La coalizione formata da Forza Italia, Lega e Fratelli d'Italia è a un passo dal 50%. Si mette male per Pd e M5S: i giallorossi si fermano solo al 37%

Il centrodestra non ha rivali: sondaggio record

La volontà della gran parte degli italiani resta chiarissima: dare fiducia alle forze politiche del centrodestra piuttosto che affidarsi a Partito democratico e Movimento 5 Stelle. È quanto viene confermato dalla Supermedia settimanale elaborata da YouTrend per Agi, una media ponderata dei sondaggi nazionali sulle intenzioni di voto realizzati dal 24 giugno al 7 luglio dagli istituti Emg, Euromedia, Ipsos, Ixè, Swg e Tecnè.

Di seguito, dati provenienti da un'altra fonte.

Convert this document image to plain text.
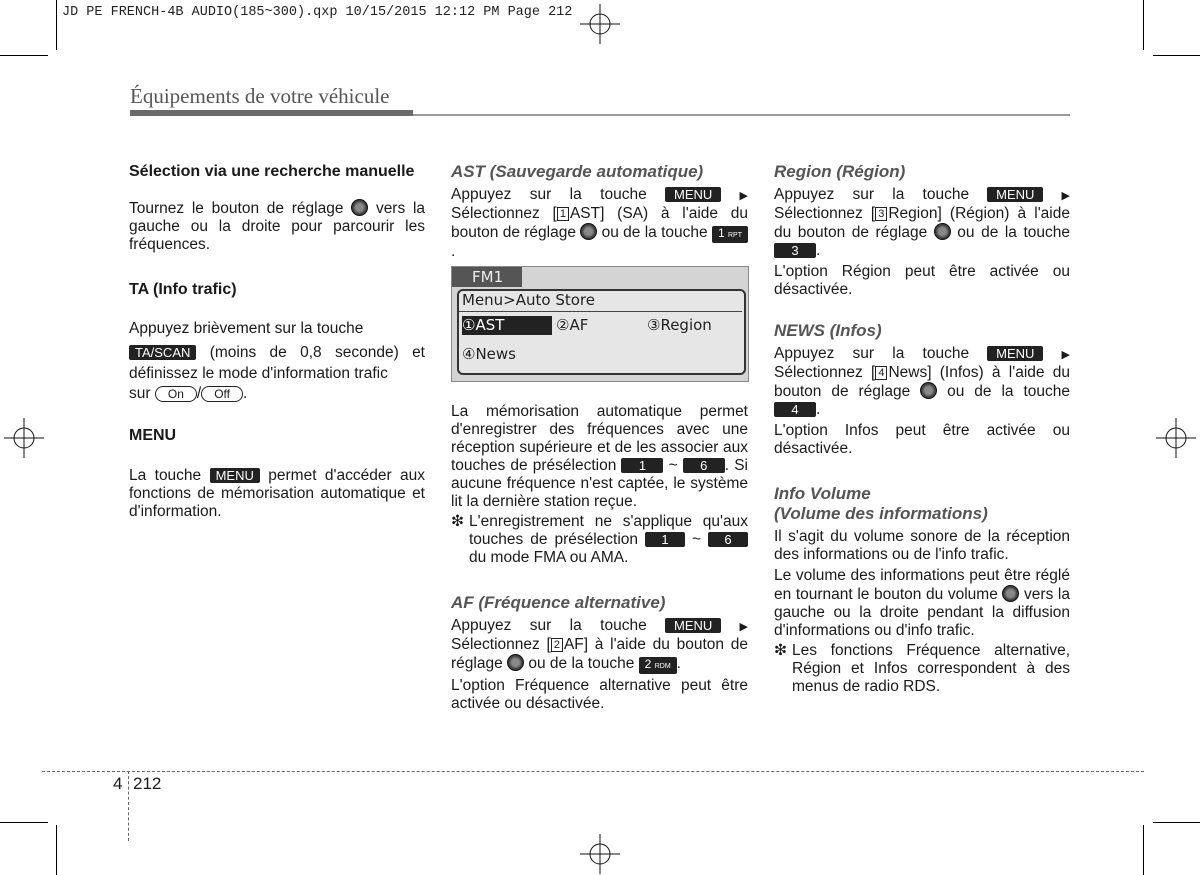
JD PE FRENCH-4B AUDIO(185~300).qxp 10/15/2015 12:12 PM Page 212
Équipements de votre véhicule
Sélection via une recherche manuelle

Tournez le bouton de réglage vers la gauche ou la droite pour parcourir les fréquences.

TA (Info trafic)

Appuyez brièvement sur la touche

TA/SCAN (moins de 0,8 seconde) et définissez le mode d'information trafic

sur On / Off .

MENU

La touche MENU permet d'accéder aux fonctions de mémorisation automatique et d'information.

AST (Sauvegarde automatique)

Appuyez sur la touche MENU ▶ Sélectionnez [ 1 AST] (SA) à l'aide du bouton de réglage ou de la touche 1 RPT.

FM1
Menu>Auto Store
①AST	②AF	③Region
④News

La mémorisation automatique permet d'enregistrer des fréquences avec une réception supérieure et de les associer aux touches de présélection 1 ~ 6 . Si aucune fréquence n'est captée, le système lit la dernière station reçue.

❇ L'enregistrement ne s'applique qu'aux touches de présélection 1 ~ 6 du mode FMA ou AMA.

AF (Fréquence alternative)

Appuyez sur la touche MENU ▶ Sélectionnez [ 2 AF] à l'aide du bouton de réglage ou de la touche 2 RDM .

L'option Fréquence alternative peut être activée ou désactivée.

Region (Région)

Appuyez sur la touche MENU ▶ Sélectionnez [ 3 Region] (Région) à l'aide du bouton de réglage ou de la touche 3 .

L'option Région peut être activée ou désactivée.

NEWS (Infos)

Appuyez sur la touche MENU ▶ Sélectionnez [ 4 News] (Infos) à l'aide du bouton de réglage ou de la touche 4 .

L'option Infos peut être activée ou désactivée.

Info Volume
(Volume des informations)

Il s'agit du volume sonore de la réception des informations ou de l'info trafic.

Le volume des informations peut être réglé en tournant le bouton du volume vers la gauche ou la droite pendant la diffusion d'informations ou d'info trafic.

❇ Les fonctions Fréquence alternative, Région et Infos correspondent à des menus de radio RDS.

4 212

Dalle rilevazioni emerge un quadro politico stabile e non variato rispetto alle ultime settimane, senza grandi modifiche nei rapporti di peso tra i principali partiti dell'attuale scenario.

Sale la Lega, giù il M5S

Al comando della graduatoria resta la Lega di Matteo Salvini, che guadagna lo 0,1% e si porta al 20,6%. Segue Fratelli d'Italia di Giorgia Meloni che, nonostante una lieve flessione dello 0,2%, è seconda con il 19,8%. Completa il podio il Pd, in aumento dello 0,3% che gli consente di arrivare al 19,4%. Più distaccato il M5S che, a causa anche del caos interno dovuto al braccio di ferro tra Giuseppe Conte e Beppe Grillo, perde le 0,5% e scende al 15,7%. Forza Italia va al 7,9% dopo aver lasciato lo 0,1%. Chiudono gli ultimi posti del sondaggio Azione di Carlo Calenda (invariato al 3,1%), Italia Viva di Matteo Renzi (al 2%, in calo dello 0,3%), Sinistra italiana (2%, +0,2%), Articolo 1 - Mdp (1,9%, +0,1%), +Europa (all'1,8%, in aumento dello 0,3%) e i Verdi (stabili all'1,6%).

Il centrodestra vola nei sondaggi

Analizzando i numeri dell'ultimo sondaggio è evidente che i partiti guidati da Silvio Berlusconi, Matteo Salvini e Giorgia Meloni sono nettamente in vantaggio rispetto agli altri schieramenti. Il centrodestra nel suo complesso si attesta sul 49%, con una frenata dello 0,3%. Anche i giallorossi subiscono una flessione, perdendo lo 0,1% che li fa fermare solo al 37,1%. Di seguito invece la situazione relativa alle aree del Parlamento. La maggioranza a sostegno del governo guidato da Mario Draghi è in calo dello 0,2% e scende al 73,2%, di cui giallorossi (Partito democratico, Movimento 5 Stelle e Liberi e uguali) al 37,1%, centrodestra (Forza Italia, Lega e Toti) al 29,2% e centro liberale al 7%. L'opposizione dell'area centrodestra (Fratelli d'Italia) è al 19,8%, mentre quella del centrosinistra (Sinistra italiana) è al 2%.

Si mette dunque male per Pd, M5S e Leu: l'intenzione resta quella di costruire un'alleanza organica tra i tre partiti, ma le difficoltà del momento interno dei grillini e le divergenze in molti Comuni in cui si andrà al voto in autunno potrebbe far saltare tutto. Resta inoltre da vedere cosa deciderà Giuseppe Conte: l'ex presidente del Consiglio ricucirà con Grillo e quindi diventerà leader dei 5 Stelle oppure romperà con il garante e farà un partito tutto suo?